Des dizaines de million de dollars investis

Les sociétés Suncor Energy Inc, Sinopec Corp, Total SA et Cenovus Energy Inc ont investi plusieurs dizaines de millions de dollars pour faire avancer le projet d’Enbridge selon les procédures réglementaires. Janet Holder, vice-présidente d’Enbridge en charge du projet, n’a pas voulu commenter directement les préoccupations exprimées par les anciens de la communauté Haisla:

Tout ce que je peux dire, c’est que nous sommes ici pour écouter et nous sommes à l’écoute. Nous respectons la procédure, car nous croyons que tous les Canadiens la respectent.

Un projet d’envergure nationale

La possibilité d’ouvrir une ligne d’exportation vers l’Asie devrait stimuler la rentabilité du pétrole provenant des sables bitumineux, lui permettant ainsi de contrer le cours du baril de pétrole à l’international. Joe Oliver, ministre des Ressources naturelles, voit ce projet comme

un grand élan pour l’économie canadienne et une possibilité de développer la nation.

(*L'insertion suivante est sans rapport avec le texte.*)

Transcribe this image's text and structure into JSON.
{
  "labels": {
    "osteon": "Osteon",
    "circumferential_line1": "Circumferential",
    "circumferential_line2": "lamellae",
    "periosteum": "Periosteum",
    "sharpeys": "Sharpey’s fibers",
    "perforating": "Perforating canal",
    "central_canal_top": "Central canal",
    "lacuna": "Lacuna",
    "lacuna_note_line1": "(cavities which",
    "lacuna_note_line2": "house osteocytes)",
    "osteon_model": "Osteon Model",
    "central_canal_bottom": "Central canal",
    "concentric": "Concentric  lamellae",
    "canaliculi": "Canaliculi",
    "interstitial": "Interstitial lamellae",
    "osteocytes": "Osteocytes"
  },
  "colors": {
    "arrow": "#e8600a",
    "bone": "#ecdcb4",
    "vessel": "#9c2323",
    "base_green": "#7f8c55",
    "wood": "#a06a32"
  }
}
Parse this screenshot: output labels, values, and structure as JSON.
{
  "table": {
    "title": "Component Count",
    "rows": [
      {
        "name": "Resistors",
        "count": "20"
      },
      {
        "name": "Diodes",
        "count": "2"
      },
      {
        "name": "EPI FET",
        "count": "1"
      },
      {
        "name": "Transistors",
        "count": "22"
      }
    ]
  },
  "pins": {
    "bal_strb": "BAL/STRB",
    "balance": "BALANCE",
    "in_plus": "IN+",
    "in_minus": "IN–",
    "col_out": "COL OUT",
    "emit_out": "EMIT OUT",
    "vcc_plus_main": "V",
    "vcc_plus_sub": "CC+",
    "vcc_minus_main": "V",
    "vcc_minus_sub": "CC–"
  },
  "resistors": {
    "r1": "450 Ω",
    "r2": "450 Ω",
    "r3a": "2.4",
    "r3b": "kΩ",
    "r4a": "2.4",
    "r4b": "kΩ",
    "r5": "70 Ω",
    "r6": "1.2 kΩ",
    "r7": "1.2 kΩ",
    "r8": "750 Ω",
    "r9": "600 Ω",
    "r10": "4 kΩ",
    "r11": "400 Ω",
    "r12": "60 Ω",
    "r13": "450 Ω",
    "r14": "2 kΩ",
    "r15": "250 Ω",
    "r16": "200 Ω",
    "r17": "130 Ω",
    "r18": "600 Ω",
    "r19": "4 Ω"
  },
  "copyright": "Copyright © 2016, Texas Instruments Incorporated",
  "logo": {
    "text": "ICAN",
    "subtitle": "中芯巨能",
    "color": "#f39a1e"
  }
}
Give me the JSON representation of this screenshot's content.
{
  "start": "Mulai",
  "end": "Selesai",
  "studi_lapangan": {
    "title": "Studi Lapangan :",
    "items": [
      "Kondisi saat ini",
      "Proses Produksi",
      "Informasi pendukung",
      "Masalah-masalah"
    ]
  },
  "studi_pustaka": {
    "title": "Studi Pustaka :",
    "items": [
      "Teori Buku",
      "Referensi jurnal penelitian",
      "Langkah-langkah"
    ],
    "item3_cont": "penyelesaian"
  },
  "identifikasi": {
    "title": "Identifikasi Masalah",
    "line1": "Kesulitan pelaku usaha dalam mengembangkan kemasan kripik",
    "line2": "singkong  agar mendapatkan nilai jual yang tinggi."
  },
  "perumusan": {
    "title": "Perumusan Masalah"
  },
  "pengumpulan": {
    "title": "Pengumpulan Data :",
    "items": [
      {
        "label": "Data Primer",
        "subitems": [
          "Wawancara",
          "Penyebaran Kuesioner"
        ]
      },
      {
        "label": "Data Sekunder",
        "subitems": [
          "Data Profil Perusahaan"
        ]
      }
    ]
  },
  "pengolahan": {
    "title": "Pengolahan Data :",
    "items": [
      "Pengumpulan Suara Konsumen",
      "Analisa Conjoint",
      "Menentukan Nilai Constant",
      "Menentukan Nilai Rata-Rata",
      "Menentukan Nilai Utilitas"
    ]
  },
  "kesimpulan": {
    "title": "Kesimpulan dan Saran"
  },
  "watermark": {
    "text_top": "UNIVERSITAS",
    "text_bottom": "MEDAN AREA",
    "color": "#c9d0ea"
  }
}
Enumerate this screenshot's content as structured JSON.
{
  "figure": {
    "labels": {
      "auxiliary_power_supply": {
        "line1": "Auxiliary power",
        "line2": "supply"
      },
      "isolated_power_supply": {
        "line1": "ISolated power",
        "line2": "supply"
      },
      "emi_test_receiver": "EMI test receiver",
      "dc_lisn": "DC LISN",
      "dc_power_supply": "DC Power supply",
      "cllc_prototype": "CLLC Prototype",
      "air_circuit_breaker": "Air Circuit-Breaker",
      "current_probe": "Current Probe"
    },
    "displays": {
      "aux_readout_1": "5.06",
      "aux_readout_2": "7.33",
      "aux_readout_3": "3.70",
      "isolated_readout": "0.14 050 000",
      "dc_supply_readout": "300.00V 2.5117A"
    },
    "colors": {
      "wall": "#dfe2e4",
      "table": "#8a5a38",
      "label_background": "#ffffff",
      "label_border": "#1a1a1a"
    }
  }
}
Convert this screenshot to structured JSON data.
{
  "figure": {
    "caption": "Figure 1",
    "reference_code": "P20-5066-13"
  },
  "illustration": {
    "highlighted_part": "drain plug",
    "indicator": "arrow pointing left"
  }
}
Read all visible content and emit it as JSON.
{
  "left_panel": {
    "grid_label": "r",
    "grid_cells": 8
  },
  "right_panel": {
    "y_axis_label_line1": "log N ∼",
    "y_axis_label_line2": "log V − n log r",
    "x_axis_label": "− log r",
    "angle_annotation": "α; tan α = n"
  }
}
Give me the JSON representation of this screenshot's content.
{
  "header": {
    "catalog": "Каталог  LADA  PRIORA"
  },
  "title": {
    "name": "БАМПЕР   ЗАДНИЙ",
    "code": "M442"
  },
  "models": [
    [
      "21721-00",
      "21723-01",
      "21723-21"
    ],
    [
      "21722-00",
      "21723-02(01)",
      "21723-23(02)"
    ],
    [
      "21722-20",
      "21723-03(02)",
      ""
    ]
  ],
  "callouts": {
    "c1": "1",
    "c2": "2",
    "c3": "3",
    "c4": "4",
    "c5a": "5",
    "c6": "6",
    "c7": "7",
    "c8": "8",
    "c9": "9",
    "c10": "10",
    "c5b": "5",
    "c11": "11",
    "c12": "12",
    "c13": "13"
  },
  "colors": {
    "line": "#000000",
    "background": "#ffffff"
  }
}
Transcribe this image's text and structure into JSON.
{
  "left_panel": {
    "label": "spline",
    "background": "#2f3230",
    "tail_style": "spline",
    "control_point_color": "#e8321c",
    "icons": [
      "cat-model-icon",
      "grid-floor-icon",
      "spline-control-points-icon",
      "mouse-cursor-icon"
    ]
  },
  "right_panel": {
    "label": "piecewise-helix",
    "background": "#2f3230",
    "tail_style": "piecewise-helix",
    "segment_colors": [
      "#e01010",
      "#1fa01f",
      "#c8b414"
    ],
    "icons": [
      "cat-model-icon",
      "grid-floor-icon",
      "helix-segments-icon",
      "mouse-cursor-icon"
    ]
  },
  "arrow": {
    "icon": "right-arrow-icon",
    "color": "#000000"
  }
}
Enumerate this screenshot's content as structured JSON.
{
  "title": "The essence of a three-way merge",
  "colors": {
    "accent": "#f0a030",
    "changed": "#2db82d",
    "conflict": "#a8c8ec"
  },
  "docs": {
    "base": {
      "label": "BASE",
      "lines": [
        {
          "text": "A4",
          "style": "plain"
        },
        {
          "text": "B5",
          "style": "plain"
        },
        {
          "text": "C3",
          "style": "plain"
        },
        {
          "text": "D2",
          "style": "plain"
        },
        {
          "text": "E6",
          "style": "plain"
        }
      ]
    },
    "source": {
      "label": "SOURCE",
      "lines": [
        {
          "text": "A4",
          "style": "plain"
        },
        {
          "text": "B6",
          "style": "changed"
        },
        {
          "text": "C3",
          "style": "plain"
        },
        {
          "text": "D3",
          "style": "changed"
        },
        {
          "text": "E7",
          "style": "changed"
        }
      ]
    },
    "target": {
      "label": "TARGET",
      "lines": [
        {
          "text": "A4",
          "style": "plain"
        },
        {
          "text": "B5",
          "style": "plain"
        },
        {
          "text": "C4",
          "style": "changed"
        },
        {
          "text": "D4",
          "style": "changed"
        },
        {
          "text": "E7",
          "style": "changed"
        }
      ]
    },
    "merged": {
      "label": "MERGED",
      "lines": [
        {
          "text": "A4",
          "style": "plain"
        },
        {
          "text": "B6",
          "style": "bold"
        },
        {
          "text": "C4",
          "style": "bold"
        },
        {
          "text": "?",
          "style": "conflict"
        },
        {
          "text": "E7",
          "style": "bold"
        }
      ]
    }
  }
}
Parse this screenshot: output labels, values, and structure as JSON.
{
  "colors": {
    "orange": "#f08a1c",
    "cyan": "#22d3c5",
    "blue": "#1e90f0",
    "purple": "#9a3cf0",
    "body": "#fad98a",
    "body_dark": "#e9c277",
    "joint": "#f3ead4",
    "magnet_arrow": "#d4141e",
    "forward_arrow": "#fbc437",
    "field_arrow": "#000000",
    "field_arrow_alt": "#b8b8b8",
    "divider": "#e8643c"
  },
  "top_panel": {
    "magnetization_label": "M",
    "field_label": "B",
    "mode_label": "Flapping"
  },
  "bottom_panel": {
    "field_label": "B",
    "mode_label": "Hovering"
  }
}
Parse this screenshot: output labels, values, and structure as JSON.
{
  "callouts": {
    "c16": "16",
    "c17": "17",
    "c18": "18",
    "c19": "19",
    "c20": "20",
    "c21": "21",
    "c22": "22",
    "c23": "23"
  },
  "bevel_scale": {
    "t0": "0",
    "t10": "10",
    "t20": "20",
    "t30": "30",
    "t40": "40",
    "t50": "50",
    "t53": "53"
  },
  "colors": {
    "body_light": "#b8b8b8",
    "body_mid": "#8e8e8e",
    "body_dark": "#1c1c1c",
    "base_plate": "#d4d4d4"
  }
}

Mais le peuple Haisla se dresse entre les milliards de dollars de recette potentielle des sables bitumineux et la possible dégradation de leur environnement direct. Ellis Ross, représentant des élus Haisla, presse la communauté à attendre les résultats de l’enquête publique avant d’arrêter sa décision:

La nation Haisla Conseil veut s’assurer que les procédures de concertation, comme prévues en première phase, seront respectées. La suite du projet devra être décidée selon la conclusion rendue.

La pression monte

Le gouvernement Harper a intensifié les déclarations ces derniers jours. Accusant les groupes environnementaux, qui s’opposent au Northern Gateway, d’être des pantins de riches fondations américaines décidées à troubler le projet et l’économie.

Des groupes environnementaux, et d’autres groupes radicaux, cherchent à bloquer cette possibilité de diversifier nos échanges.

Ces déclarations ont suscité un déluge de critiques. Certains leaders autochtones et députés de l’opposition accusant le gouvernement conservateur de chercher à influencer la procédure.

Bob Rae, chef du parti libéral par intérim, a déclaré que les ministres ne devraient « pas intervenir» sur le sujet alors que les concertations sont en cours :

Ceci est absolument inacceptable! Le gouvernement oublie ses limites, il ne comprend pas la primauté du droit, il ne respecte pas une procédure régulière.

Il semblait y avoir peu de représentants des grands groupes environnementaux lors des dernières auditions.

Les demandes sont entendues par un comité formé de trois membres représentant l’Office National de l’Energie et l’Agence Canadienne d’Evaluation Environnementale.

Une fois l’enquête publique terminée, le comité va indiquer ses conclusions sur les impacts environnementaux et socioéconomiques du projet. Dans son rapport, certaines conditions seront imposées. A charge du gouvernement d’accepter ou de rejeter ces préconisations, mais il ne peut pas les modifier.